Autre grand classique, indispensable bien sûr, est une pièce plus adaptée aux journées pluvieuses. Le grand classique, selon moi est un manteau inventé par Thomas Burberry en 1914 pour répondre au besoin de l’armée anglaise pour ses officiers dans les tranchées… le trench. Quelques années après avoir inventé un tissage particulièrement serré rendant le tissu en coton ou laine comme imperméable, la gabardine, Thomas Burberry lui trouve donc un usage parfaitement adapté. Le trench est une pièce particulièrement complexe, avec une quantité de détails impressionnante: manches raglan, boutonnage 10 boutons, fausses poches qui sont des ouvertures vers les poches du pantalon, ceinture avec crochets en métal (pour attacher des grenades ou une épée d’officier selon les sources) qu’on n’attache JAMAIS via l’ardillon mais qu’on noue, attache au col pour le maintenir fermé relevé, seconde couche de tissu à l’avant de l’épaule là où on pose un fusil… Bref une vraie pièce d’amateur. Historiquement on le fait en beige/kaki, bleu marine voire noir. C’est un très grand classique, bien long c’est une bonne protection au quotidien qu’on peut rendre encore plus polyvalente avec une doublure en laine amovible. Malheureusement c’est une pièce forte, que tous n’osent pas porter. La version édulcorée est le Macintosh, un imperméable beaucoup plus simple à boutonnage droit et col chemise, je l’ai toujours trouvé d’un ennui particulièrement trop important pour le porter (mais ça reste un grand classique).

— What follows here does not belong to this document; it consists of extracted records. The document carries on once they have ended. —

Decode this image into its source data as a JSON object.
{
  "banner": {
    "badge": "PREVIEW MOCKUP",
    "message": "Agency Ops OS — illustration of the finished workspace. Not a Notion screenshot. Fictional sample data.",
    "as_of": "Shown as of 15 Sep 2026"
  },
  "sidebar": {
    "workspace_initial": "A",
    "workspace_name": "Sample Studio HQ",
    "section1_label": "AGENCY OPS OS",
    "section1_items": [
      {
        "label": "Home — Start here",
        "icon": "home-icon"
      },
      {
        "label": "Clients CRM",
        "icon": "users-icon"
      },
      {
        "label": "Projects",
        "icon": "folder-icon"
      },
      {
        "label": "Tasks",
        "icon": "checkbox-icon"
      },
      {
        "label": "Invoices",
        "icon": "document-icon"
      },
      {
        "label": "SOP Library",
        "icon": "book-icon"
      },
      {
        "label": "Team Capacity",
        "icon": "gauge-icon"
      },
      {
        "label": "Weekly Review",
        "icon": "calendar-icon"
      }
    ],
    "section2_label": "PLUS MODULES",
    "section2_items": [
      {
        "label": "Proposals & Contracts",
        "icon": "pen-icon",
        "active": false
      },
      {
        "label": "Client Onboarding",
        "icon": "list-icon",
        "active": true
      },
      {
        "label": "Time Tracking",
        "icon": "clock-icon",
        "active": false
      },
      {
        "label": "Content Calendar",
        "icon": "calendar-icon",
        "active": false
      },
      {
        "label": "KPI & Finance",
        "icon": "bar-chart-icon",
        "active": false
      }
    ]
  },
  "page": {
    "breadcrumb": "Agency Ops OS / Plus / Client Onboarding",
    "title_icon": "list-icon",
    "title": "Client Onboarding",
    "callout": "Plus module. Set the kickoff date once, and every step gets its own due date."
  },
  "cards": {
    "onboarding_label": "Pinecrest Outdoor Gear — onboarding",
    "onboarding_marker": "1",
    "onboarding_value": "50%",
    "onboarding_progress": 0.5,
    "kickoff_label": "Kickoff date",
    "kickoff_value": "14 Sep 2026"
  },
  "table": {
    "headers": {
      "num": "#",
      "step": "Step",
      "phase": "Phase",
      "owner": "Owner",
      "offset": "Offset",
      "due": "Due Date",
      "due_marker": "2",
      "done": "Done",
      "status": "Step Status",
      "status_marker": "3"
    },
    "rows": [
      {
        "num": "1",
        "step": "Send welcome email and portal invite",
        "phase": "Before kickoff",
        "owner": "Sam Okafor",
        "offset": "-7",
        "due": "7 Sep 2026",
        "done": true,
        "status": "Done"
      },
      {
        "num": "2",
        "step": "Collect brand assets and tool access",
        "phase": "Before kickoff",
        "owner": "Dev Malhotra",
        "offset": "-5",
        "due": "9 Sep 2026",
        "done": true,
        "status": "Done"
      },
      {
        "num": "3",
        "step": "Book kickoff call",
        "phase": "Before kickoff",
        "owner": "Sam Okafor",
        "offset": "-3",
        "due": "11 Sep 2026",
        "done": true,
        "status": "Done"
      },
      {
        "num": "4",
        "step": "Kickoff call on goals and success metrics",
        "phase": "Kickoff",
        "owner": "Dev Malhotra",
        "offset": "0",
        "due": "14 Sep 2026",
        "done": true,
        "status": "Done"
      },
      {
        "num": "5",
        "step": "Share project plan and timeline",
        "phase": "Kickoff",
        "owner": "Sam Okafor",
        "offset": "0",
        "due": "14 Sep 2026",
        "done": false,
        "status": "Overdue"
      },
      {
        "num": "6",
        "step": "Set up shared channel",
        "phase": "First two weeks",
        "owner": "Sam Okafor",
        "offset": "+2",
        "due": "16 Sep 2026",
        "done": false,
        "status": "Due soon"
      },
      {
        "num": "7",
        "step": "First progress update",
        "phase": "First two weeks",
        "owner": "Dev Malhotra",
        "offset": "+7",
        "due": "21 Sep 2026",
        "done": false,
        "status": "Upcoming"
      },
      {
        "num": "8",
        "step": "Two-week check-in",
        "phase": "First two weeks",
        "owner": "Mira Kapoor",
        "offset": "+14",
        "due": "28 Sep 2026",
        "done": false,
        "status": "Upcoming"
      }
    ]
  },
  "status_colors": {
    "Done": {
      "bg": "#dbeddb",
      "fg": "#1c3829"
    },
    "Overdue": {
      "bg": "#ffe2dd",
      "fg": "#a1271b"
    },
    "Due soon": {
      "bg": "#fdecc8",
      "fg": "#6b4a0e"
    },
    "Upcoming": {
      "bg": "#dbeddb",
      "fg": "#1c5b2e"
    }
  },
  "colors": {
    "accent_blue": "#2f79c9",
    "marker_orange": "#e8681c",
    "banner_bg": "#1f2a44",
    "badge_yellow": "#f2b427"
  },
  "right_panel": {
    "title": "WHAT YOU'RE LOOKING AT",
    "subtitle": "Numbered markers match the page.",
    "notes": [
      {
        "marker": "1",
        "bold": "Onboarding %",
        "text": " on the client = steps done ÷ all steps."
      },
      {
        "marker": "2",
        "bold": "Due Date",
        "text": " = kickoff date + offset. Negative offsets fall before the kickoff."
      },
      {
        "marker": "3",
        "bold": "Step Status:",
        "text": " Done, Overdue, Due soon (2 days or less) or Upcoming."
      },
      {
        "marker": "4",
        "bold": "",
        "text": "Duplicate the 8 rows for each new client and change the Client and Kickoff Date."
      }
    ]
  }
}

Un excellent exemple de trench par la boutique Mettez à Paris

L’autre option tout aussi historique, est une veste en coton cirée, dont le plus grand représentant est Barbour, expert sur le sujet dont les modèles historiques, Beaufort et Bedale sont des grands classiques. Bien pratiques avec toutes leurs poches (ah la gibecière, si pratique même en ville), elles sont quand même moins adaptées à un costume selon moi (mais bon, s’il pleut…). En s’achetant une veste Barbour, on s’achète un peu de l’histoire du vêtement, la marque n’ayant pas dégradé son produit (contrairement à Burberry), 400€ pour une veste qui pourra durer des décennies (et peut être recirée régulièrement). Bien sûr d’autres marques en produisent, mais je ne suis jamais allé chercher plus loin (d’autant plus qu’on en trouve très facilement en seconde main).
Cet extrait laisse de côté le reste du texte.